Error Distribution in Data

This chapter describes an example problem in which the errors are distributed for two items of data—the satellites’ locations, and the pseudodistances. Probability distributions for these two items are given. Possible methods of solution are described. One method is described in fine detail and the result that it produces is explained. The solution gives a 3D description of the probability of the receiver’s position. For practical use, positioning often requires a solution to be given in 2D, that is, on the surface of the Earth. In view of this, it is shown how the 3D solution of the example problem can be further processed to produce a 2D solution.

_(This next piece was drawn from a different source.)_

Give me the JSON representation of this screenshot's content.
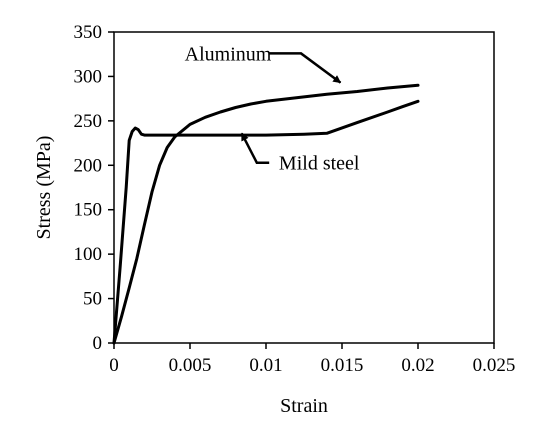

Chapter 5 – GPS Modernization

The ranging codes for the Global Positioning System’s (GPS’s) legacy signals are C/A and L1 P(Y) (both broadcast on the L1 frequency) and L2 P(Y), broadcast on the L2 frequency. GPS is undergoing a process of modernization. This includes the addition of new ranging codes. Detailed characteristics of the legacy and new codes are given. Satellites launched more recently have different characteristics to older satellites. An explanation is given of how a receiver is able to process signals from multiple satellites. The technique employed is code division multiple access. The steps that a receiver takes in acquiring a signal and tracking it are described.

Sources of Inaccuracy

In reality, the problem is that a receiver cannot calculate its position exactly; it can only do so to a certain degree of accuracy. This chapter explains why a satellite’s position cannot be found exactly. One of the reasons for this is that a pseudo-distance is not known exactly. This and other sources of inaccuracy are explained. The positioning calculation and subordinate calculations are dependent on these various factors. In addition to this, GPS has its vulnerabilities. GPS signals can be deliberately interfered with; physical equipment can degrade, and so on. An explanation of what is meant by accuracy is given.